I am afraid I don’t recognise your interpretation of the overall achievements of EBM. Massive steps forward in cancer survival rates, improved outcomes and disease control in Rheumatology, the fantastic record on vaccination all tell a different tale. Of course some therapies do not do so well – laminectomy is a good example and is being performed less in light of the evidence. In terms of CABG you seem to imply that CABG was compared to nothing when in the stuies that I am aware of it was compared to percutaneous coronary intervention – not a failure of evidence based medicine but a great example of progress in medicine and the development of equally effective but less invasive procedures. But I would be happy to see the reference source for your assertion. The “little evidence for medicine” argument is something of a fallacy . The oddest part of it is that this erroneous assertion then often leads to the beautiful idea that “therefore any old nonsense will do”. But that is a path that leads us backwards.

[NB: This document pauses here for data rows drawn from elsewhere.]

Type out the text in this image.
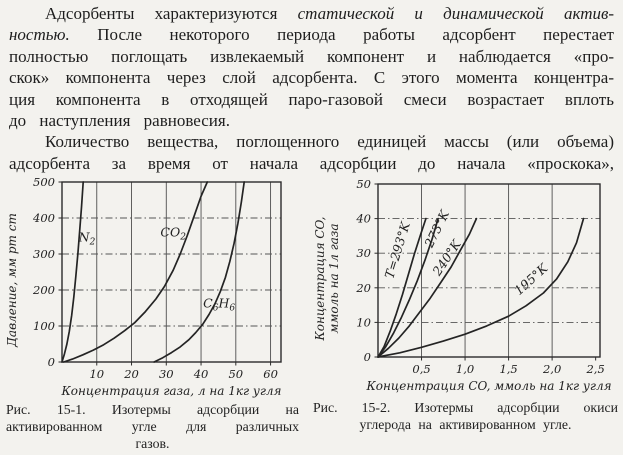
Адсорбенты характеризуются статической и динамической актив-
ностью. После некоторого периода работы адсорбент перестает
полностью поглощать извлекаемый компонент и наблюдается «про-
скок» компонента через слой адсорбента. С этого момента концентра-
ция компонента в отходящей паро-газовой смеси возрастает вплоть
до наступления равновесия.
Количество вещества, поглощенного единицей массы (или объема)
адсорбента за время от начала адсорбции до начала «проскока»,
10 20 30 40 50 60
0
100
200
300
400
500
$N_2$
$CO_2$
$C_6H_6$
Концентрация газа, л на 1кг угля
Давление, мм рт ст
0,5 1,0 1,5 2,0 2,5
0
10
20
30
40
50
T=293°K 273°K
240°K
195°K
Концентрация CO, ммоль на 1кг угля
Концентрация CO, ммоль на 1л газа
Рис. 15-1. Изотермы адсорбции на
активированном угле для различных
газов.
Рис. 15-2. Изотермы адсорбции окиси
углерода на активированном угле.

It is worth remembering that placebo effects are generally small, short lived and, beyond subjective outcomes, do not seem to have a strong impact on clinical results (see the Cochrane reference). Helping people to manage their symptoms better may well work via similar pathways as straightforaward placebos but it is not lying to them, selling them a story or a bottle of snake oil. As such I am comfortable with “rational hugs” but not prepared to make pretend with somebody’s symptoms.